The continuous-time models can be applied a lot when studying finance. In the financial market, the volatility and the risk is becoming larger and larger along with the development of the financial market at home and abroad. Now studying the economic meaning, inherent mechanism and characteristic of the financial volatility are important. This dissertation mainly studies and discusses the continuous-time stochastic volatility models with jumps.The dissertation discusses the methods for discretizing and estimating continuous-time models. There are two methods for discretization: Euler discretization and Milstein discretization. We mainly studies the method which is efficient and easy for estimating continuous-time models—Markov Chain Monte Carlo (MCMC). And programming in R to estimate the continuous-time stochastic volatility model with jumps using MCMC. It is helpful to make the results more accurate compared with estimating the model by some software.The dissertation analyses Chinese stock market using the continuous-time stochastic volatility models with jumps in returns and volatilities.
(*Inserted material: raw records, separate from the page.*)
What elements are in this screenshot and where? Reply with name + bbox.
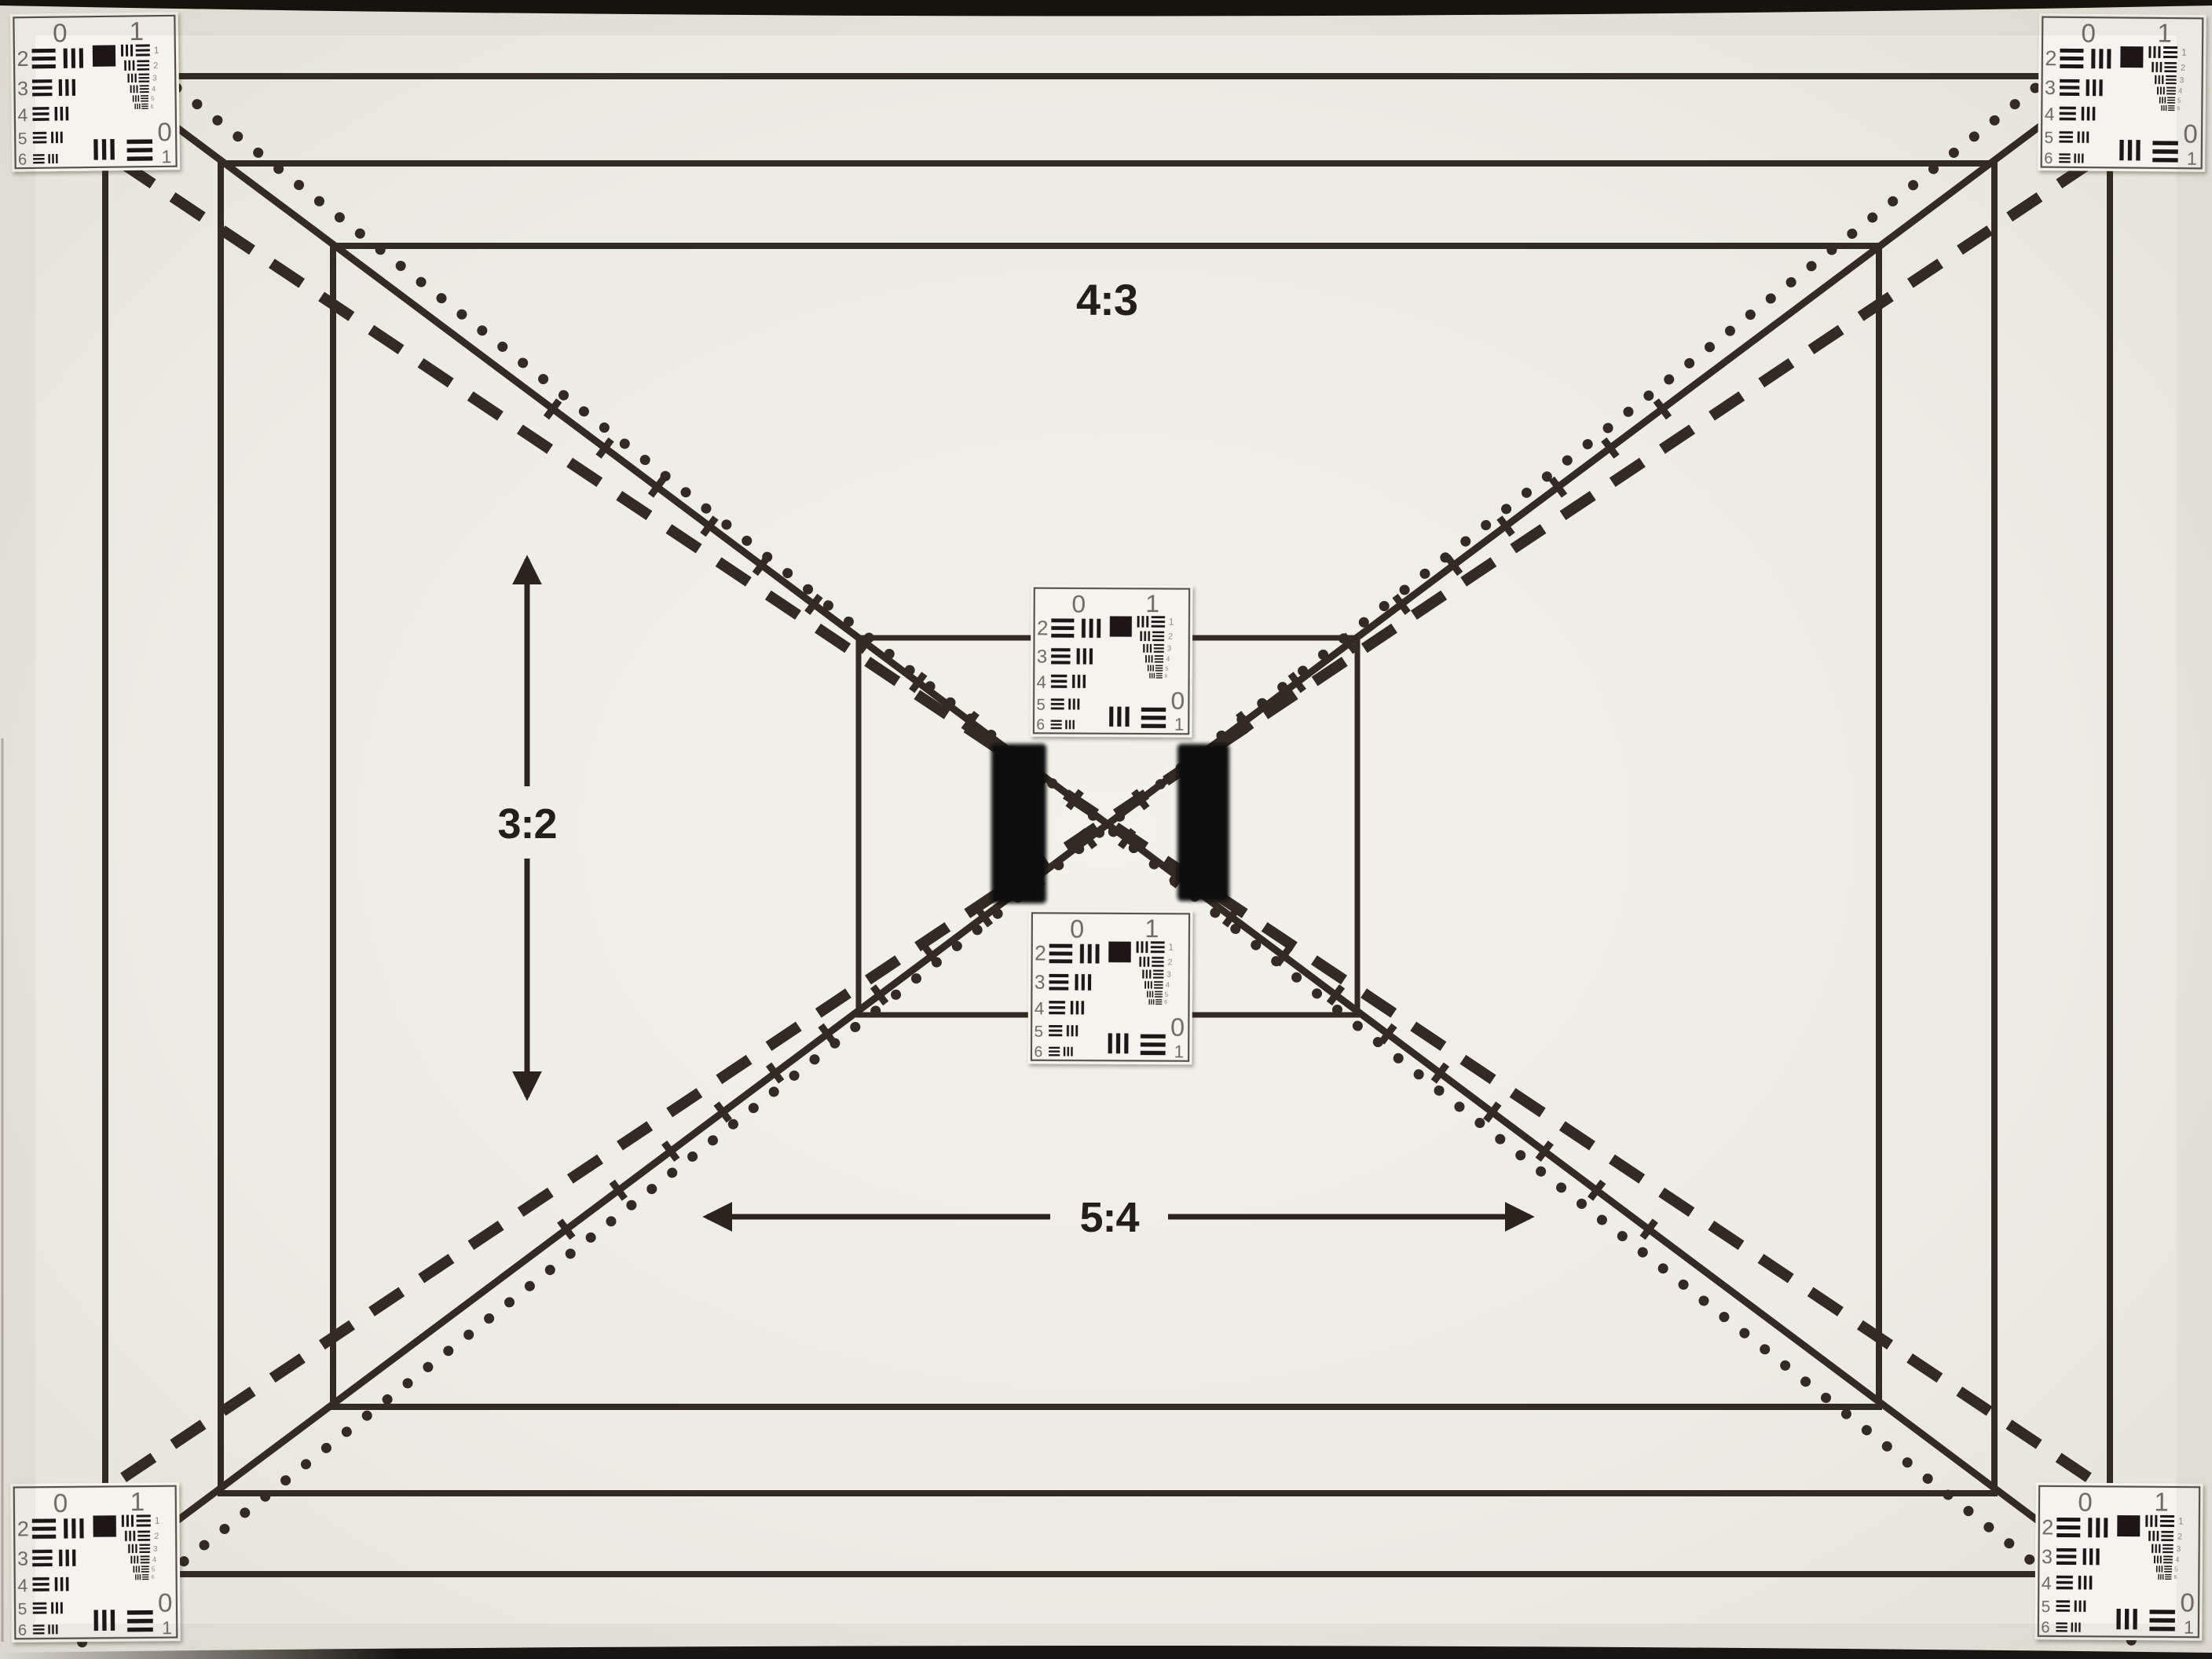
resolution-target-top-left [10,12,180,172]
aspect-label-5-4: 5:4 [1079,1194,1139,1241]
resolution-target-bottom-left [10,1482,181,1643]
aspect-label-3-2: 3:2 [497,800,556,848]
velcro-patch-right [1177,744,1229,901]
resolution-target-center-upper [1030,584,1192,738]
resolution-target-center-lower [1027,910,1192,1064]
velcro-patch-left [991,744,1046,903]
aspect-label-4-3: 4:3 [1076,275,1137,324]
lens-test-chart-photo: 0 1 2 3 4 5 6 1 2 [0,0,2212,1659]
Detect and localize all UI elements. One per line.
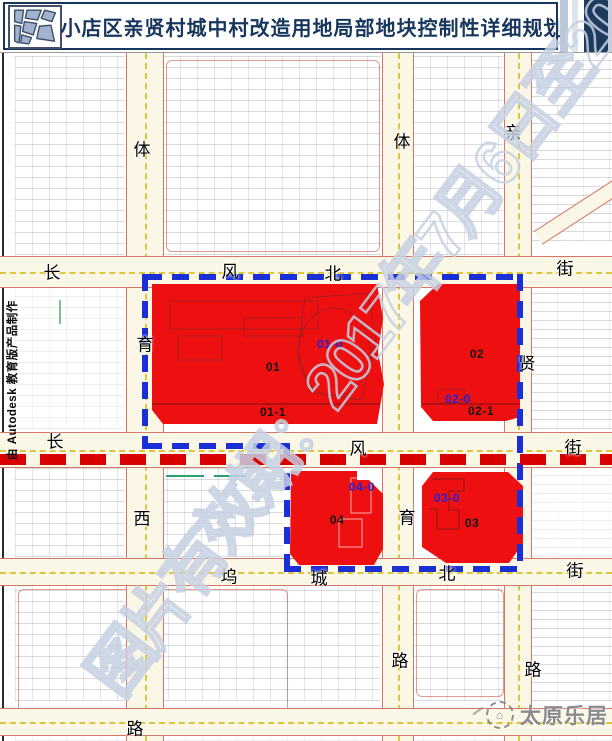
dashed-circle-house-logo-icon: ⌂ [486, 701, 514, 729]
boundary-blue-left [142, 274, 148, 449]
autodesk-credit: 由 Autodesk 教育版产品制作 [4, 300, 20, 460]
planned-road-red-dashed [0, 454, 612, 465]
parcel-04 [290, 471, 383, 565]
brand-watermark: ⌂ 太原乐居 [486, 700, 608, 730]
parcel-01 [152, 284, 384, 424]
boundary-blue-bottom [284, 566, 523, 572]
parcel-02 [420, 284, 520, 421]
boundary-blue-mid [145, 443, 290, 449]
planning-map-screenshot: 小店区亲贤村城中村改造用地局部地块控制性详细规划 [0, 0, 612, 741]
boundary-blue-right [517, 274, 523, 570]
boundary-blue-top [145, 274, 523, 280]
brand-watermark-text: 太原乐居 [520, 700, 608, 730]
Estimating the model by MCMC and taking two examples based on Shanghai Stock Exchange index. The results show that the volatilities and jumps in Chinese stock market now becomes small.The continuous-time stochastic volatility models are usually applied in the finance derivative pricing, interest rate term structure, asset pricing and so on. This dissertation applies them to forecast the Stock Exchange index in the future. The empirical results show that the data simulated by the continuous-time stochastic volatility model is close to the real data and we could use these models to forecast the volatilities and jumps in the stock market in order to avoid risks.